Beyond Alignment

I've long wondered not just how we align AI to human values, but how we might eventually align ourselves to what AI becomes.

Research in interpretability, control, and safety is critical. It's the work that buys us time and keeps our options open. But assuming we succeed in aligning future systems, we still face a second challenge. How will humans evolve or augment fast enough to keep up with increasingly capable machines?

Efforts to govern AI are contending with strong commercial and national interests racing toward ever more capable systems.

Meanwhile, on the human side, cognitive enhancement, neurotechnology, even brain uploading, none of it is moving nearly as fast. While AI continues to improve quickly, human cognition remains relatively static, with only rare step changes through education or tooling. Robots explore other planets. Humans are struggling to keep up here on Earth.
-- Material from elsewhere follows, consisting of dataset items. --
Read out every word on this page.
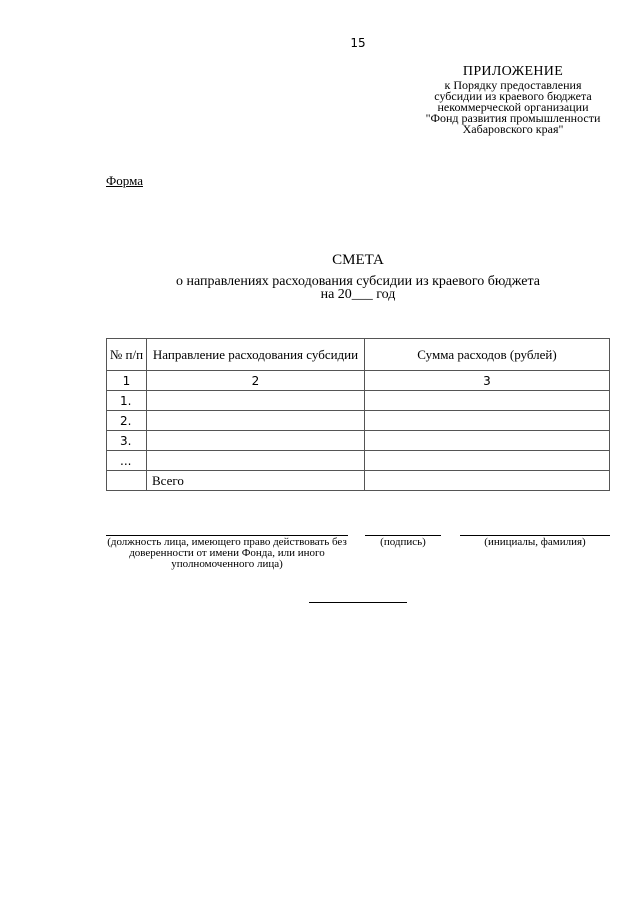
15
ПРИЛОЖЕНИЕ
к Порядку предоставления
субсидии из краевого бюджета
некоммерческой организации
"Фонд развития промышленности
Хабаровского края"
Форма
СМЕТА
о направлениях расходования субсидии из краевого бюджета
на 20___ год
№ п/п	Направление расходования субсидии	Сумма расходов (рублей)
1	2	3
1.		
2.		
3.		
...		
	Всего	
(должность лица, имеющего право действовать без доверенности от имени Фонда, или иного уполномоченного лица)
(подпись)	(инициалы, фамилия)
Eventually, we may reach a point where AI can understand, predict, and optimize human preferences better than we can ourselves. If a model can simulate a human’s choices better than the human can articulate them, do we defer to it? Do we retrain ourselves? Do we merge?

This isn’t a solution. It's a step further out, a question of what lies beyond the frontier of AI alignment.

Rewritten in May 2025

Disclaimer: The opinions expressed herein are my own personal opinions and do not represent my employer's view in any way.